If there were a prize given for the best economics lecture at the University of Chicago in a year, I know who would have won it last year. I brought in a very high-priced call girl to guest lecture at my undergraduate Economics of Crime class. The next day, I asked my students whether they liked the lecture. More than one-third of them said it was the single best lecture they had attended in their four years of college. I had to agree with them.
The Association of Private Enterprise Education and the Market-Based Management Institute are doing their part to try to improve the level of economics teaching.
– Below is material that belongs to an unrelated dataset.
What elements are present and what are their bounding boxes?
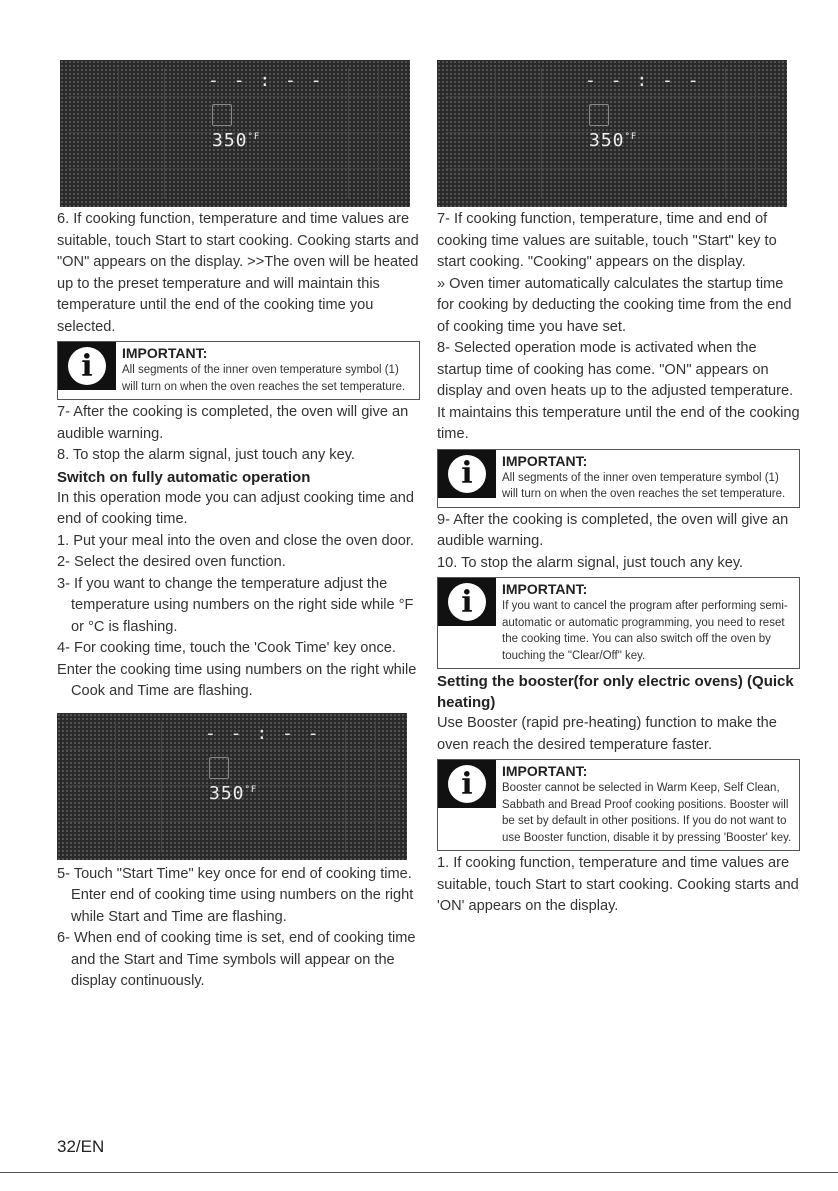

They’ve put up $17,500 in prize money to be split between the three contestants who prove themselves most effective at communicating economic concepts.
I’m going to encourage my call girl friend to enter, so probably the rest of you are competing for second place; but that is still worth $5,000.

Can we ask how much you paid your guest lecturer?
Pics or it didn’t happen.
How about instead of just a one-off cash prize, teaching potential economists better teaching skills.
And how much does she charge for giving an economics lecture?
More than 1/3rd….
did the other 2/3rds sleep through all but the first 5 minutes of the lecture?
I think this could be said about many professional fields. I’ve discussed this with many friends of mine (all professionals of one sort or another) and have always held that as you progress through high school, college, and then graduate or professional school, the quality of teaching tends to decline. It is sad, but, too often true.
High school teachers chose to be teachers and spend time learning how to perfect that art. University professors sometimes enjoy teaching, but often are more concerned with their own research. Once in graduate/professional school, it can become even worse as those teaching the classes have such a variety of other responsibilities that teaching takes a back seat.
You hired a high priced call girl to teach an undergrad econ class? Man I wish my econ professors would do something like that, all they do is make us guess where they’re vacationing on the weekends
A little note on the economics behind teaching would enlighten many readers of this great blog.
The thought that struck when I read this post was that the assertions are not limited to economics. It is a common problem. If you want to get better instuction, you have to give the instructors a reason to do a good job teaching. I went to a liberal arts school (Oberlin) for undergrad and to Case Western Reserve and Ohio State for graduate school. There was a definite difference in the overall quality of instruction. While I had some really good classes at all three places, the quality of instruction at Oberlin was consistently higher. This is probably because at a school like Oberlin, you have to be at least decent at teaching to get tenure. This is not true everywhere.
It really isn’t that hard, you just need to have meaningful teacher evaluations. My freshman year in college I had a really bad calculus instructor. His teaching evaluations were bad enough that they moved him out of the classroom after that one year. I had a couple of math professors when I was at Ohio State who I don’t think were any better, but they continued to teach.